Cuba Abandons Construction of Nuclear Reactor
CIENFUEGOS, Cuba — In one of the most painful decisions of a period of headlong decline, President Fidel Castro has announced that Cuba is halting work on a huge nuclear reactor.
Cuba had once hoped that the nuclear plant, which is 90% complete, would fulfill up to one-fourth of the island’s energy needs. The facility is in the town of Juragua, just a half-hour ride from here on the Bay of Cienfuegos.
It was being built with $1.1 billion, largely in aid and subsidies from the former Soviet Union, which had been Cuba’s lifeline over more than three decades of partnership in Marxism-Leninism. Castro said that Russia was not willing to offer the necessary help to continue construction.
“We have no alternative now but to halt the construction of this project,” Castro told a gathering of 80,000 Cubans during a speech Saturday commemorating the revolution that brought him to power.
The breakup of the Soviet Union and the East European Communist alliance three years ago left Cuba adrift, unable to pay for imports in the hard currency its former patrons began to demand.
The nuclear facility had been a training ground for thousands of Cuban technicians and construction workers. Russia is not sending needed supplies, Castro said, and Russian technicians at the plant are demanding cash payments of $300,000 a month.

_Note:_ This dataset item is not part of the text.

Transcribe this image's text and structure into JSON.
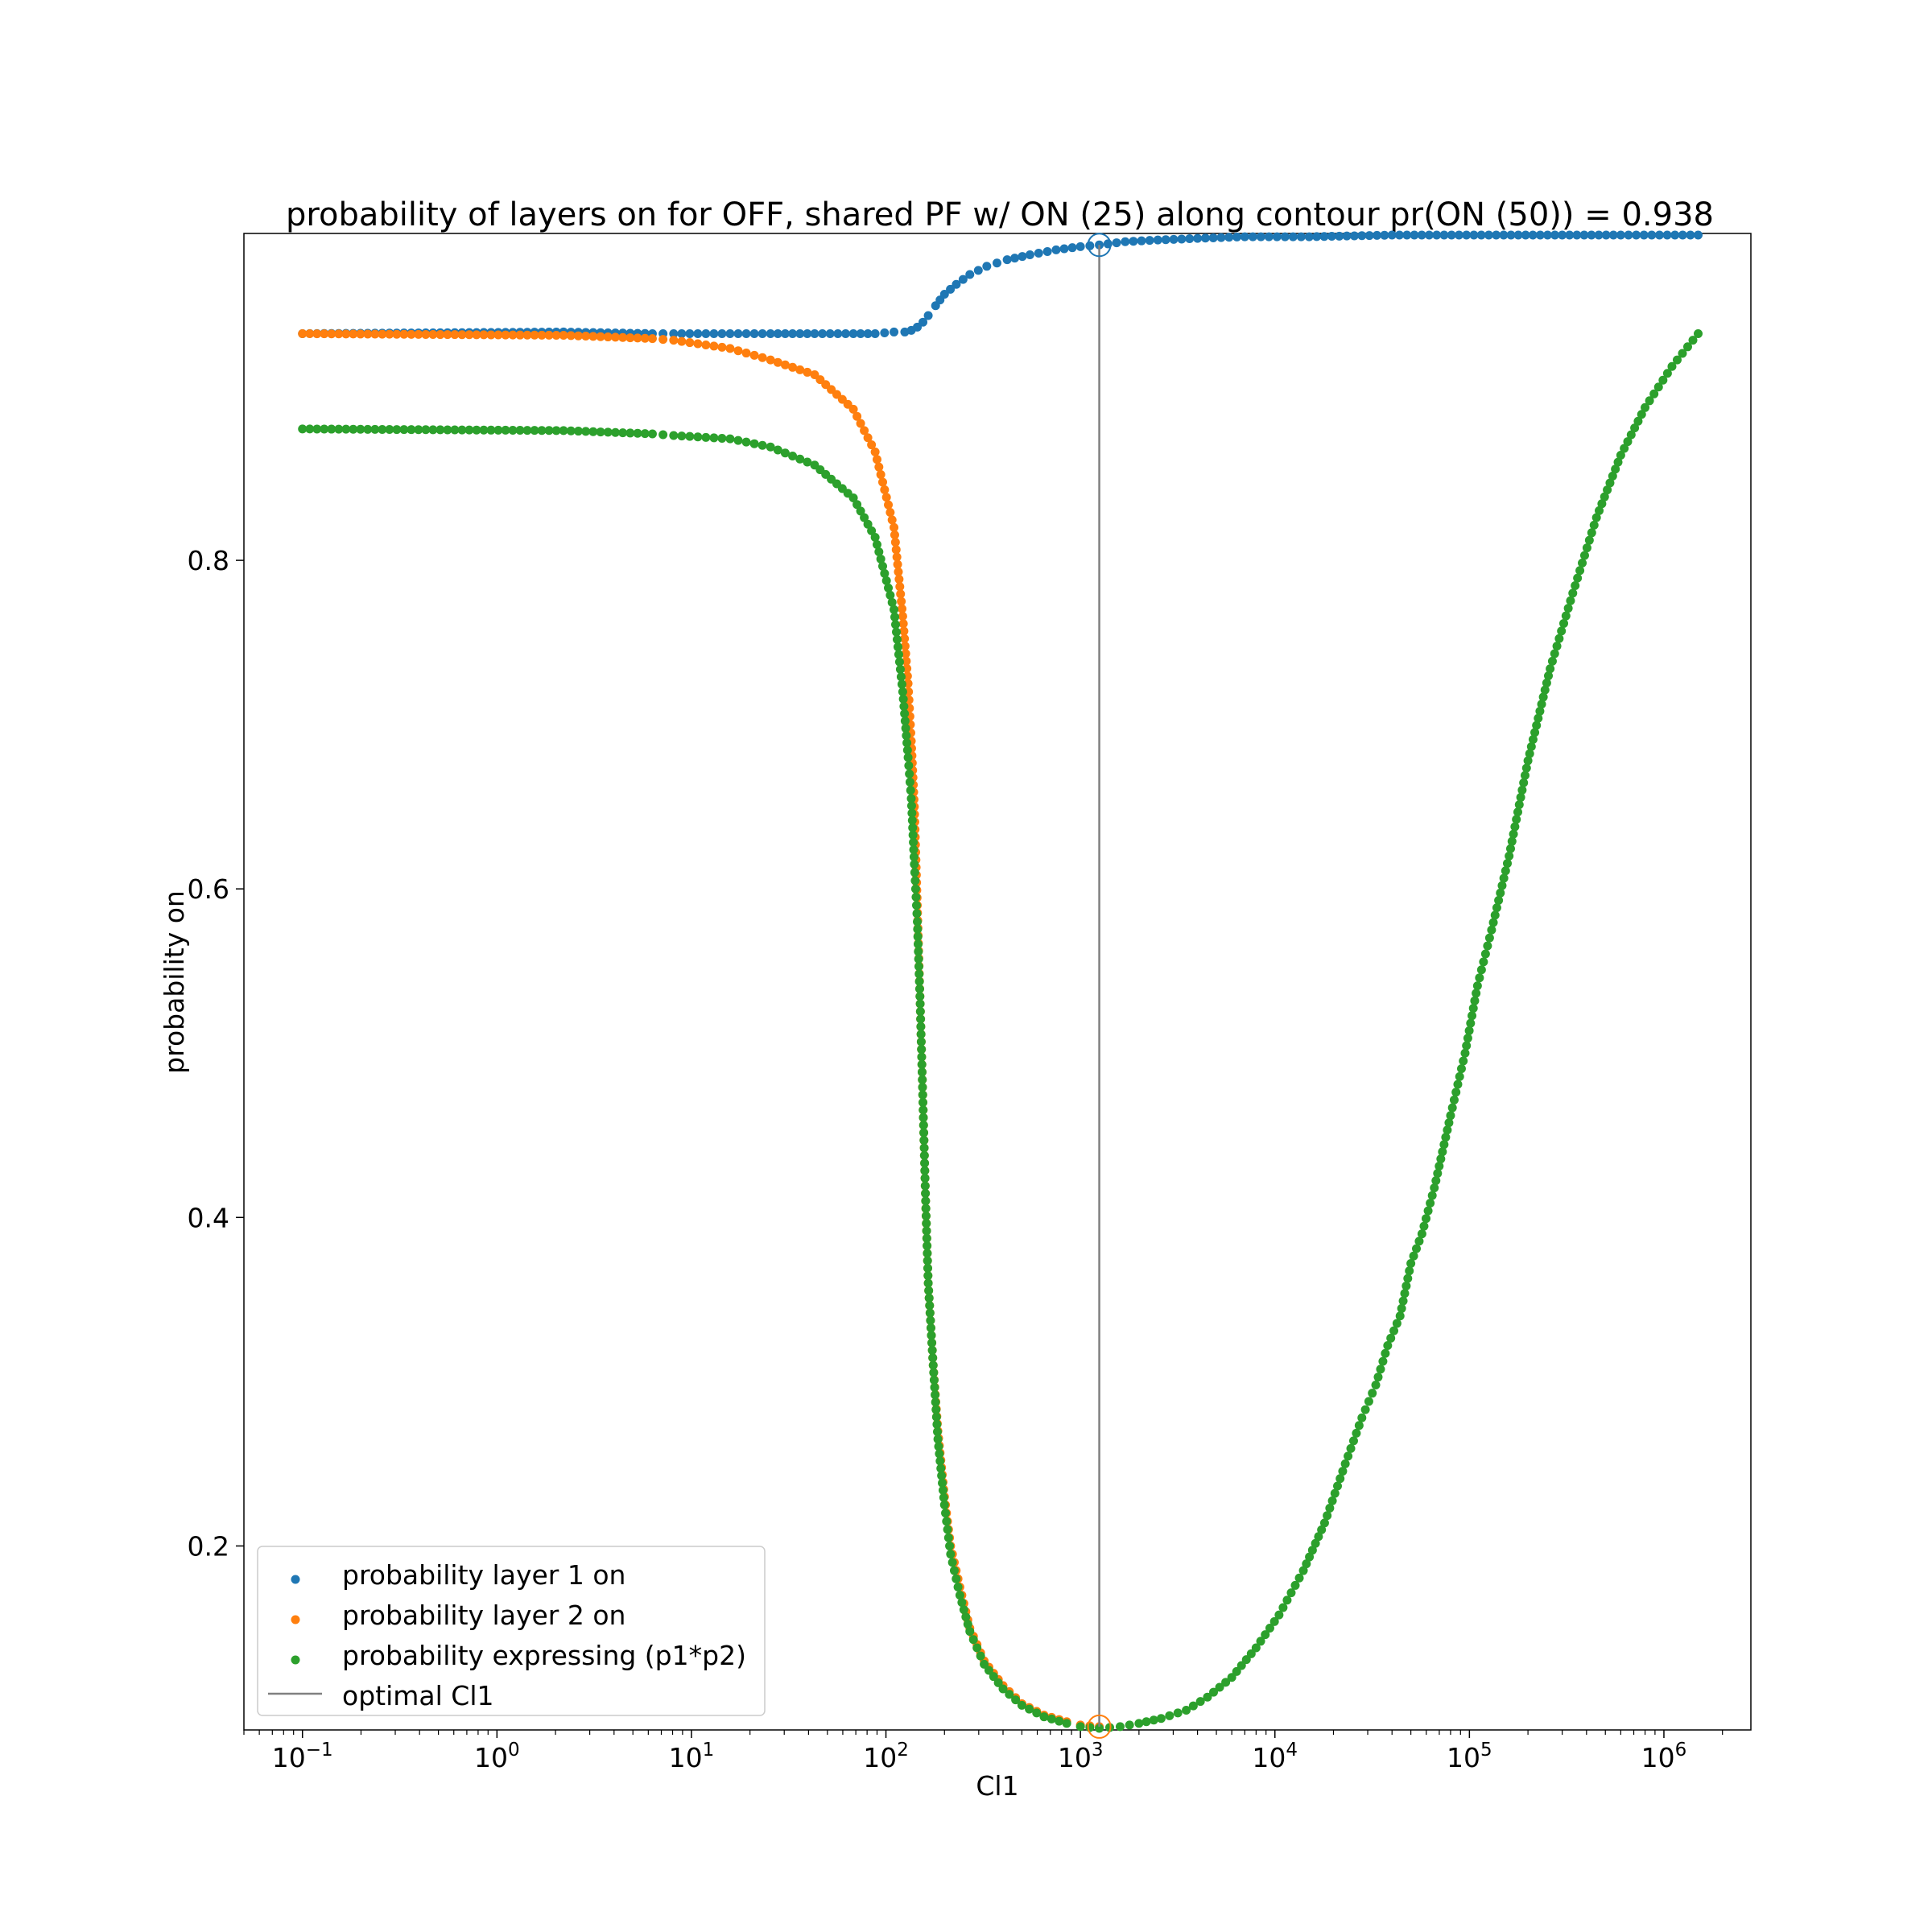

Castro read from a letter that the Cuban government sent earlier this year to Russia, virtually pleading for assistance for the nuclear plant. The Russians have not agreed to the request for new arrangements more favorable to Cuba, Castro said.
Planning for the Juragua plant began in 1972 with the signing of a Soviet-Cuban accord, Castro said.
Workers who were interviewed said they would put finishing touches on the physical structure, but Castro did not address possible uses of the property. He said construction workers at the plant, which employed up to 7,000 workers, will begin building seafront hotels in a new drive for tourism.